In 1971, Rosie was captured from the wild and imported to the United States. She lived in several Florida facilities during her early years. She moved to the Zoo in Jackson, Mississippi, in 1977 at the age of six years. Juno, an African female, joined her at the Zoo in 1982. Rosie and Juno lived together at the Jackson Zoo until 2010, when they were transferred to the Nashville Zoo at Grassmere. At the Nashville Zoo, they joined Hadari and Sukari. Juno died in the spring of 2015. Hadari, Sukari, and Rosie were retired to The Elephant Sanctuary in the fall of 2015.
Rosie became the 27th resident retired to The Elephant Sanctuary.
The smallest African elephant at The Sanctuary, Rosie's trunk is both narrow and short. Unlike most African elephants, Rosie does not have tusks. She is easily identified by her crooked tail that resembles the handle of a coffee mug and two circular holes in her right ear. Rosie often wags her tail back and forth like a dog. Rosie’s mouth is upturned on either side so that it looks like she is always smiling.

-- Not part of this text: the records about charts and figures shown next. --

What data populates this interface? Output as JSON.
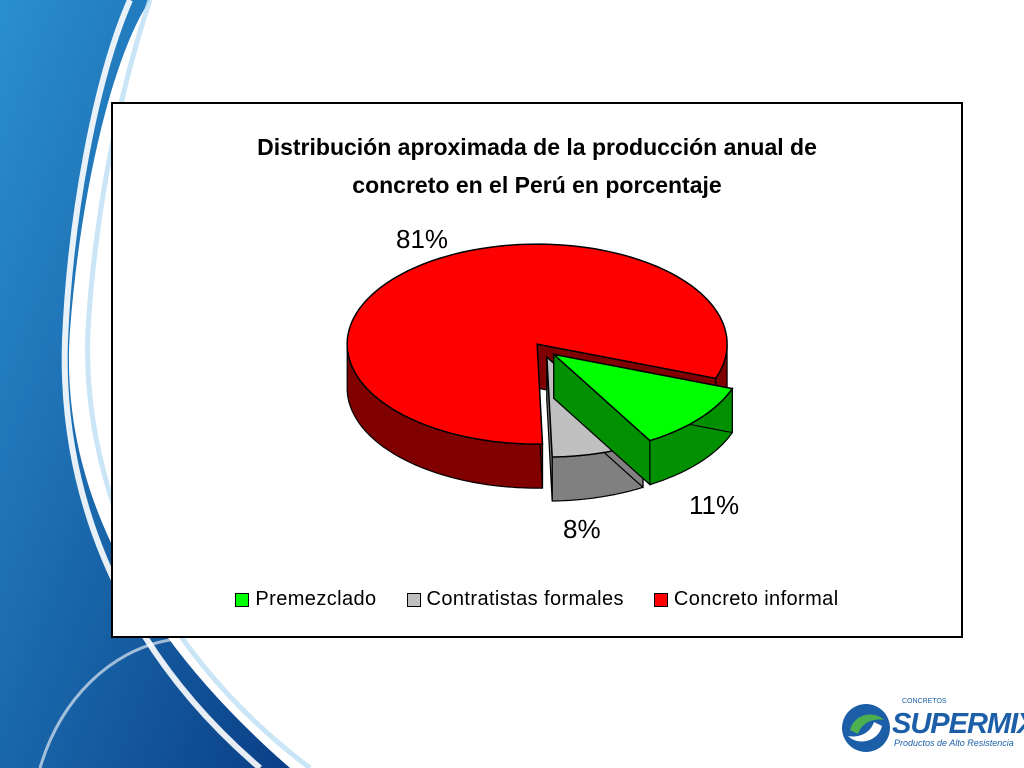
{
  "chart_data": {
    "type": "pie",
    "title": "Distribución aproximada de la producción anual de concreto en el Perú en porcentaje",
    "title_lines": [
      "Distribución aproximada de la producción anual de",
      "concreto en el Perú en porcentaje"
    ],
    "categories": [
      "Premezclado",
      "Contratistas formales",
      "Concreto informal"
    ],
    "values": [
      11,
      8,
      81
    ],
    "value_labels": [
      "11%",
      "8%",
      "81%"
    ],
    "colors": [
      "#00ff00",
      "#c0c0c0",
      "#ff0000"
    ],
    "side_colors": [
      "#009000",
      "#808080",
      "#800000"
    ],
    "exploded": true,
    "three_d": true,
    "legend_position": "bottom"
  },
  "logo": {
    "small_text": "CONCRETOS",
    "name": "SUPERMIX",
    "tagline": "Productos de Alto Resistencia"
  },
  "theme": {
    "accent": "#1c5fa8",
    "swoosh_dark": "#0a3f86",
    "swoosh_light": "#2a8fd0"
  }
}
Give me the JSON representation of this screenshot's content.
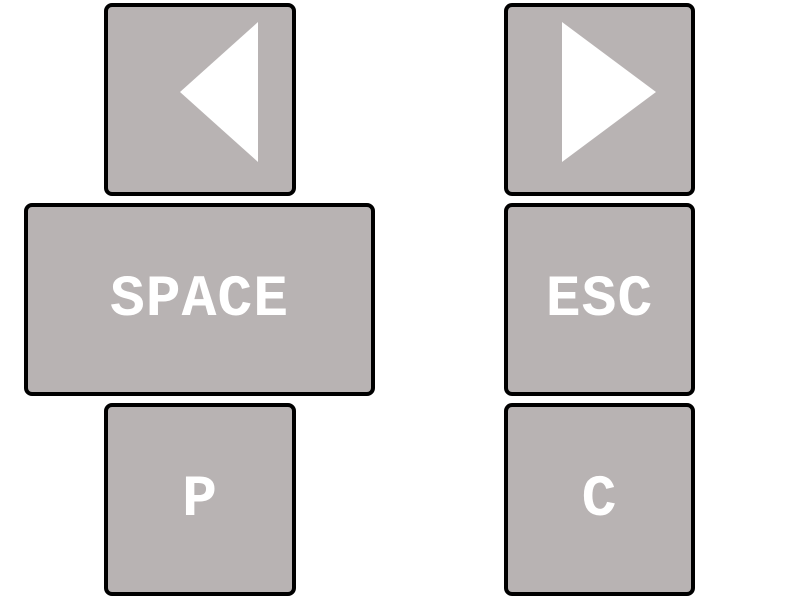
{
  "colors": {
    "key_fill": "#b8b3b3",
    "key_border": "#000000",
    "label": "#ffffff",
    "background": "#ffffff"
  },
  "keys": {
    "left": {
      "icon": "left-triangle-icon"
    },
    "right": {
      "icon": "right-triangle-icon"
    },
    "space": {
      "label": "SPACE"
    },
    "esc": {
      "label": "ESC"
    },
    "p": {
      "label": "P"
    },
    "c": {
      "label": "C"
    }
  }
}
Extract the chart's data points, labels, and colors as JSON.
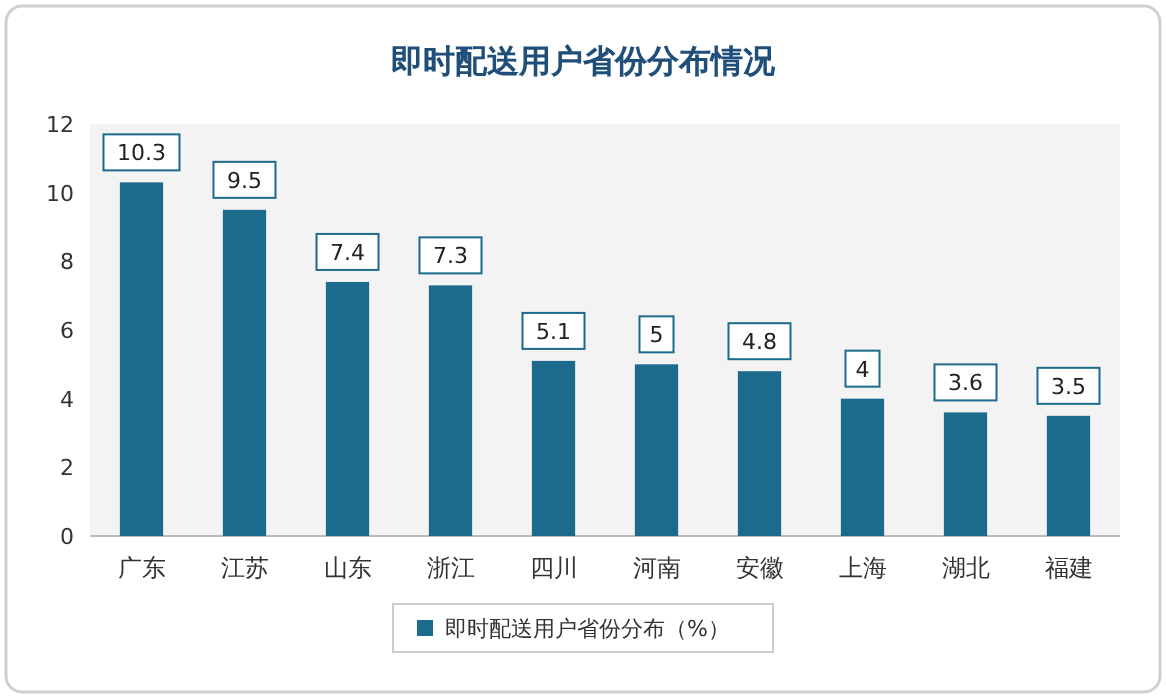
{
  "chart_data": {
    "type": "bar",
    "title": "即时配送用户省份分布情况",
    "categories": [
      "广东",
      "江苏",
      "山东",
      "浙江",
      "四川",
      "河南",
      "安徽",
      "上海",
      "湖北",
      "福建"
    ],
    "series": [
      {
        "name": "即时配送用户省份分布（%）",
        "color": "#1d6b8c",
        "values": [
          10.3,
          9.5,
          7.4,
          7.3,
          5.1,
          5,
          4.8,
          4,
          3.6,
          3.5
        ]
      }
    ],
    "ylim": [
      0,
      12
    ],
    "yticks": [
      0,
      2,
      4,
      6,
      8,
      10,
      12
    ],
    "data_labels": true,
    "legend": "bottom"
  }
}
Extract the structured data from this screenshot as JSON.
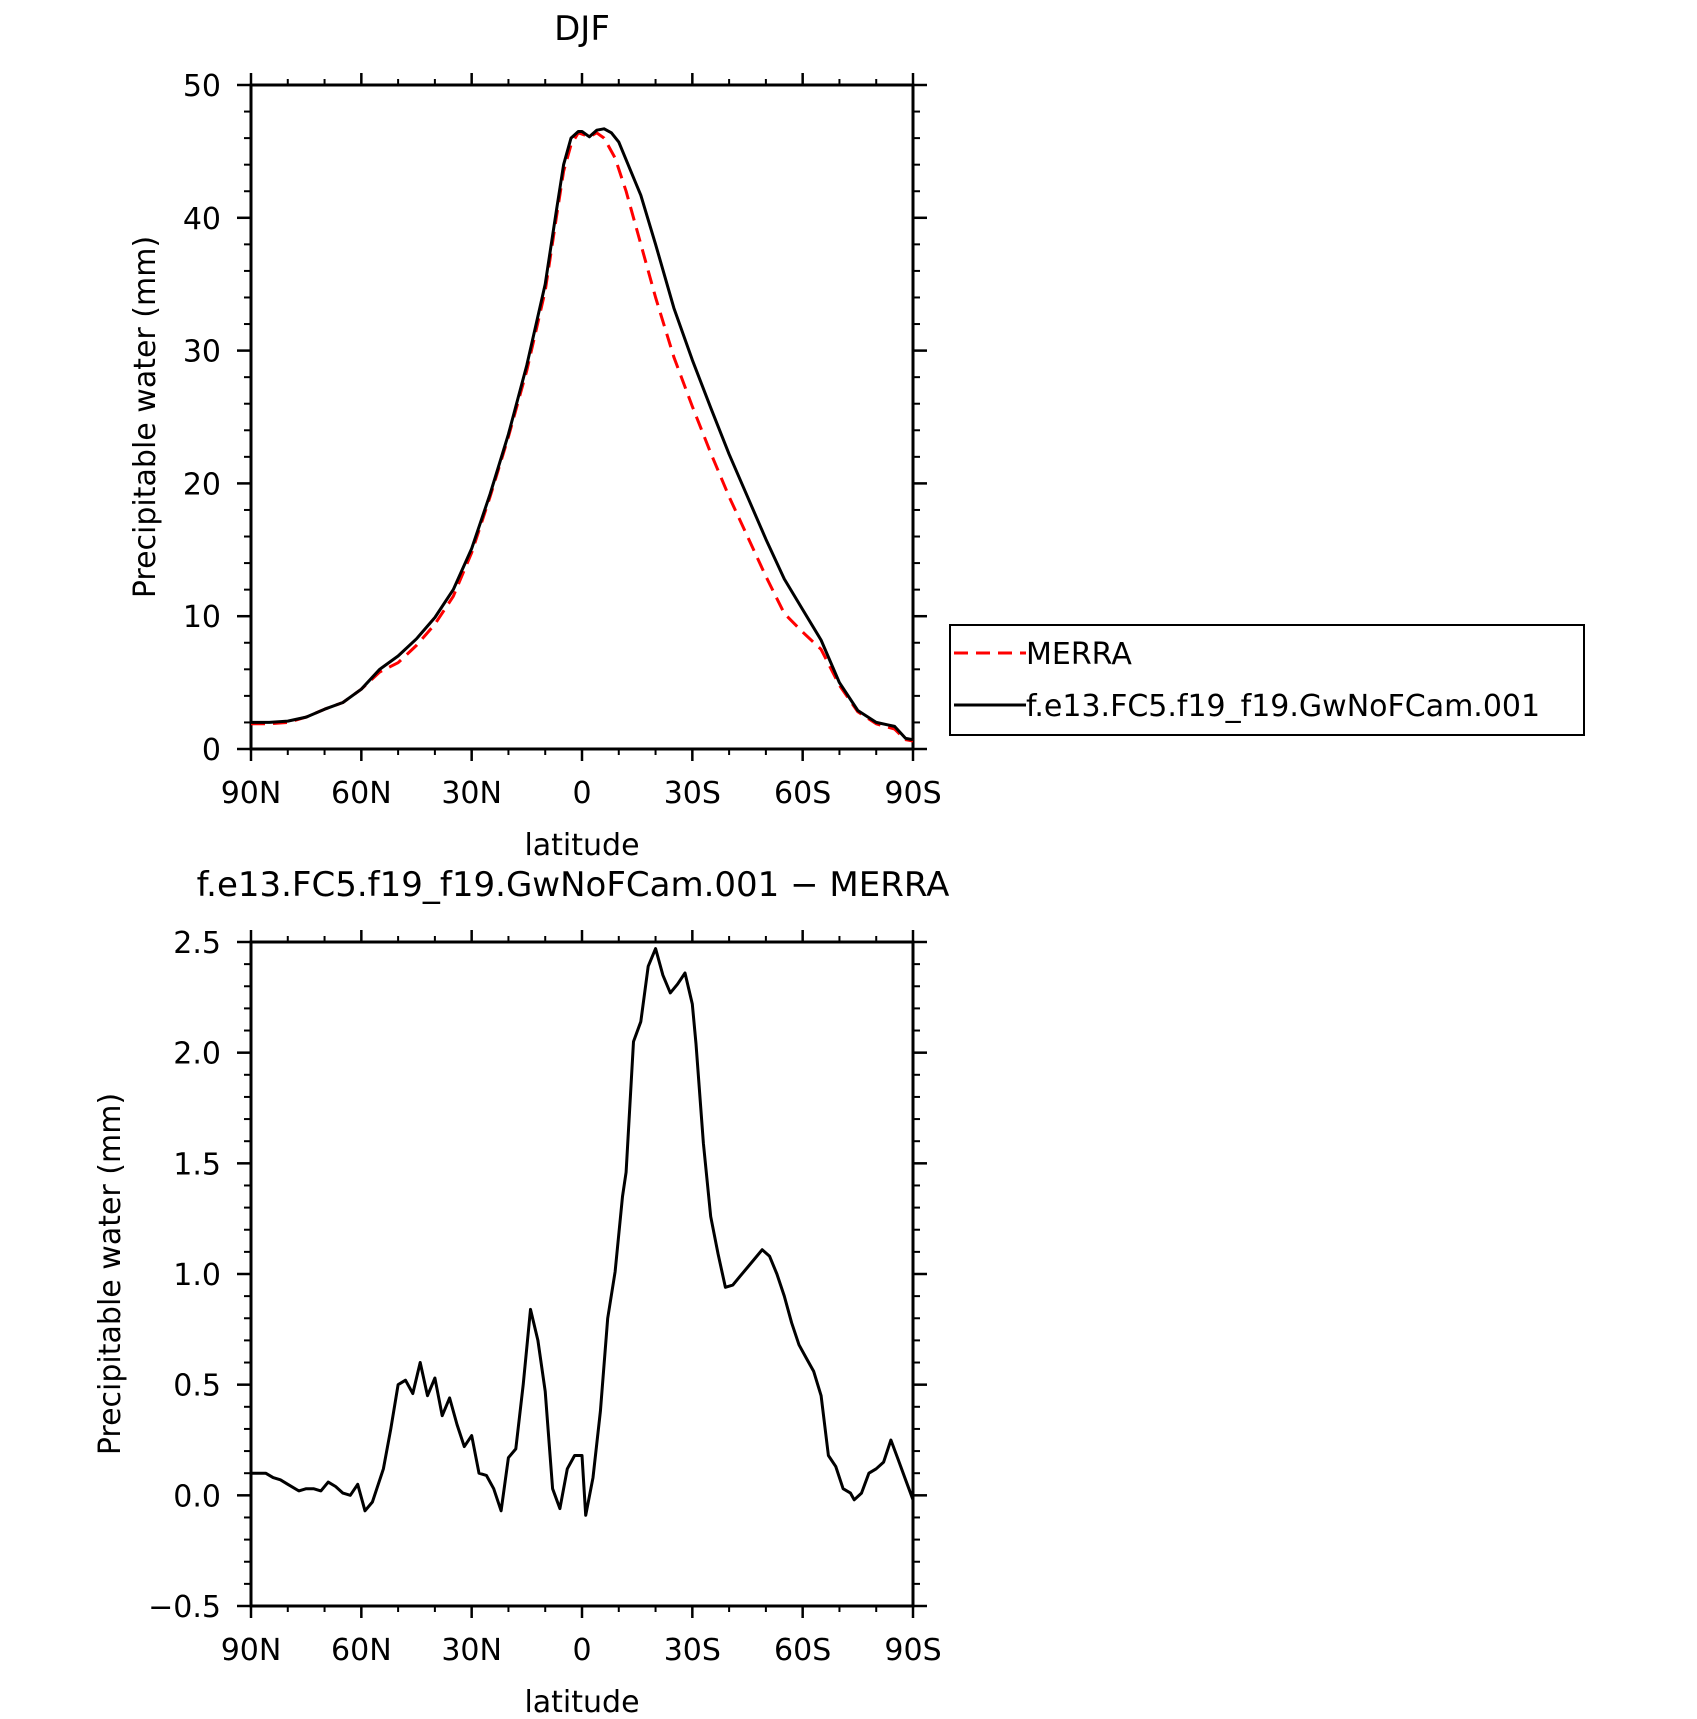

Rosie spent her last five years at the Nashville Zoo with Sukari and Hadari. At The Sanctuary, Rosie continues to share space daily with Sukari. The duo will nap together at night, spend time side by side, and walk around the yard together during the day. Rosie is the more dominant elephant, and she frequently displays her dominance over Sukari in a variety of ways. She will most often displace Sukari if food, hay, or browse is left in their shared space. Introductions to sharing space with Tange began in the summer of 2016.
Prior to arriving at The Elephant Sanctuary, Rosie was managed through restricted contact. She is currently making the transition to protected contact. At 46 years of age, Rosie is the elephant at Africa barn that requires the most care and attention. She has had a variety of health problems including lameness in her front right leg and abscesses in her nails. Individualized health care and innovative barn renovations, including a sand stall have helped improve Rosie’s overall health in a relatively short period of time. Her condition continues to be monitored closely by Veterinary and Care Staff.Rosie is described as an attentive but calm elephant and the Care Staff report she enjoys enrichment, especially hanging items. Rosie will flip the enrichment up so it is on top of her head and rub back and forth. She also likes to chew on the fire hose boondoggle (a braided “basket”) enrichment item.